Data Analytics
Abstract |
Data Analytics |
Authors |
Walter Fan |
Status |
WIP |
Updated |
2024-08-21 |
Overview
There are two kinds of data for data analytics:
Log
Metrics
The requirement is
stable - high availablity
quick - from source to destination
keep long time/large capacity
easy to learn
provide API
rich analytics and visualize tool
ELK + K
ElasticSearch + LogStash + Kibana + Kafka
Data flow:
LogStash -> Kafka -> ElasticSearch -> Kibana
FIG + K
Data flow:
Filebeat -> Kafka -> InfluxDB -> Grafana
Pinot
Pinot is a real-time distributed OLAP datastore, purpose-built to provide ultra low-latency analytics, even at extremely high throughput. It can ingest directly from streaming data sources - such as Apache Kafka and Amazon Kinesis - and make the events available for querying instantly. It can also ingest from batch data sources such as Hadoop HDFS, Amazon S3, Azure ADLS, and Google Cloud Storage.
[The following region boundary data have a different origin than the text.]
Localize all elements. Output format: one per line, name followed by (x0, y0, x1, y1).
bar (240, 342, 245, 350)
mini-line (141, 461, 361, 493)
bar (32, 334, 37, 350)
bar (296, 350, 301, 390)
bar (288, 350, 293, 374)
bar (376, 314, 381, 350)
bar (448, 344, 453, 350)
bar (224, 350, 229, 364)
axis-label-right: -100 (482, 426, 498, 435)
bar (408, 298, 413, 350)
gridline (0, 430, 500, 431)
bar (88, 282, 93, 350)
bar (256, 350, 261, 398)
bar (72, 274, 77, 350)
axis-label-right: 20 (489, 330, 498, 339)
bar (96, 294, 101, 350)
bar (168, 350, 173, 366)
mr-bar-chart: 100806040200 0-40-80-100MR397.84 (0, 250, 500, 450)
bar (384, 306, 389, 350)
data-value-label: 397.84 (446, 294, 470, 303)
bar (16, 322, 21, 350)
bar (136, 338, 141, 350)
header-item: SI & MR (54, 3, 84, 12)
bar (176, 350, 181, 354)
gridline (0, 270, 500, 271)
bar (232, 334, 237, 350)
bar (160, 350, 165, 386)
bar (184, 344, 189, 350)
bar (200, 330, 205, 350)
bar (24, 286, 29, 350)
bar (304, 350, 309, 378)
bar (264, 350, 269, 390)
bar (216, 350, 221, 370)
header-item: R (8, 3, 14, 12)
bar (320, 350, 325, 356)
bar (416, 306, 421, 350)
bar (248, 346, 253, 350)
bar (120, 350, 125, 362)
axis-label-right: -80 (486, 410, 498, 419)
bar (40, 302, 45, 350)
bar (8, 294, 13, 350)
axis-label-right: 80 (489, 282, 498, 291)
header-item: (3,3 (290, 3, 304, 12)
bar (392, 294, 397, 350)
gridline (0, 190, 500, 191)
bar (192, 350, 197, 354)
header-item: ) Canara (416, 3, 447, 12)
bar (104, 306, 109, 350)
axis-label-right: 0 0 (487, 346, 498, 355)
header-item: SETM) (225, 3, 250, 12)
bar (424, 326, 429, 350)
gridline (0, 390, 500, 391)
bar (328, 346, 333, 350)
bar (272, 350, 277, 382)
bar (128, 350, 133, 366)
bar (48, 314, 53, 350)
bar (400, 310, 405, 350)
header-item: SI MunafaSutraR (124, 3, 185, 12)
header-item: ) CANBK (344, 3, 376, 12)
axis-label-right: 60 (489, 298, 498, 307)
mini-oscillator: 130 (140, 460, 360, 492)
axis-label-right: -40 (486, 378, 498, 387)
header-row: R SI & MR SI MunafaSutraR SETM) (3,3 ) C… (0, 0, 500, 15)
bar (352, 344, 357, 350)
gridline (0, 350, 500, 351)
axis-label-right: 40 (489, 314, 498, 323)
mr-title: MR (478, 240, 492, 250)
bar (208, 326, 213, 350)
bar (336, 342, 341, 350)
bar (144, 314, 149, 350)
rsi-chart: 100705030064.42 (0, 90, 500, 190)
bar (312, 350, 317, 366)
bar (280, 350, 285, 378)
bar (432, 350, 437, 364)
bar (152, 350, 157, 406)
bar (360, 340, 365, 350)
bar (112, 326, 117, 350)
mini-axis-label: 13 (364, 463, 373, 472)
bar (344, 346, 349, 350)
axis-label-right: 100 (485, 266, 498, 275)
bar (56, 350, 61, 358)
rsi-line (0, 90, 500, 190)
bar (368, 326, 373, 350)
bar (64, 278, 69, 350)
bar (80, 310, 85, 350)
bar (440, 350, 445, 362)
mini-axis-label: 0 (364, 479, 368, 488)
At the heart of the system is a columnar store, with several smart indexing and pre-aggregation techniques for low latency. This makes Pinot the most perfect fit for user-facing realtime analytics. At the same time, Pinot is also a great choice for other analytical use-cases, such as internal dashboards, anomaly detection, and ad-hoc data exploration.
Iceberg
Iceberg is a high-performance format for huge analytic tables. Iceberg brings the reliability and simplicity of SQL tables to big data, while making it possible for engines like Spark, Trino, Flink, Presto, and Hive to safely work with the same tables, at the same time.